1999 wechselte Medwedjew von St. Petersburg nach Moskau. Boris Jelzin hatte Wladimir Putin zum Ministerpräsidenten ernannt und Putin machte den 13 Jahre jüngeren Medwedjew zum stellvertretenden Leiter des Regierungsapparates. Ab jetzt bedeutete jeder Karrieresprung von Putin auch ein Vorankommen für Medwedjew. Im Jahre 2000 wurde er stellvertretender Leiter der Präsidialverwaltung und Aufsichtsratsvorsitzender von Gasprom. Unter Medwedjews Führung stieg der Konzern ins Mediengeschäft ein, kaufte Zeitungen wie die „Iswestija“ auf und entmachtete die Kreml-kritische Redaktion des Fernsehkanals NTW um Jefgeni Kiseljow. Als der Yukos-Chef Michail Chodorkowski verhaftet wurde, gab es von Medwedjew verhaltene Kritik. Die Aktion gegen Yukos sei „nicht zu Ende durchdacht“, erklärte er. Im November 2005 ernannte Putin seinen Ziehsohn zum stellvertretenden Ministerpräsidenten.

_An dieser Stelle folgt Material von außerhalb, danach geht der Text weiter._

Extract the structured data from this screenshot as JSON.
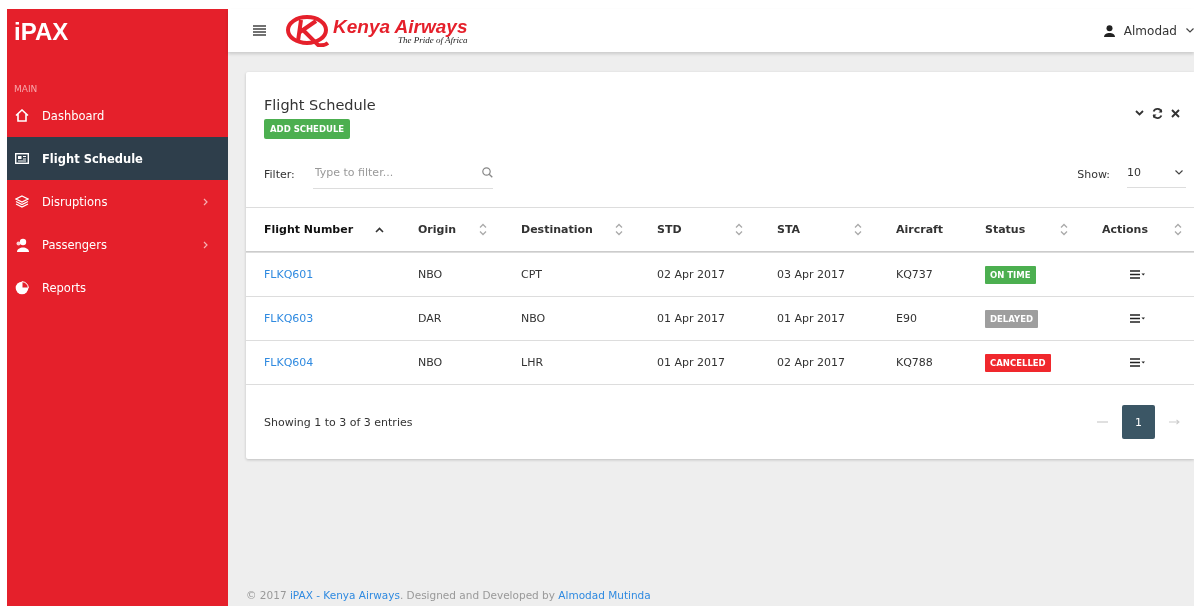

Zum Streit kam es im Tandem Putin und Medwedjew nie, zumindest nicht in der Öffentlichkeit. Zwischen die beiden scheint kein Blatt Papier zu passen. Wird sich Kronprinz jemals von seinem Ziehvater emanzipieren, fragt man sich? Ist Medwedjew möglicherweise nur eine Schachfigur in Putins Spiel? Die Antworten auf diese Fragen wird man erst in einigen Monaten kennen, wenn der neue Kreml-Chef Medwedjew und der neue Ministerpräsident Putin ihre Verantwortungsbereiche aufgeteilt und Russlands neues Staatsoberhaupt seine Mannschaft zusammengestellt hat.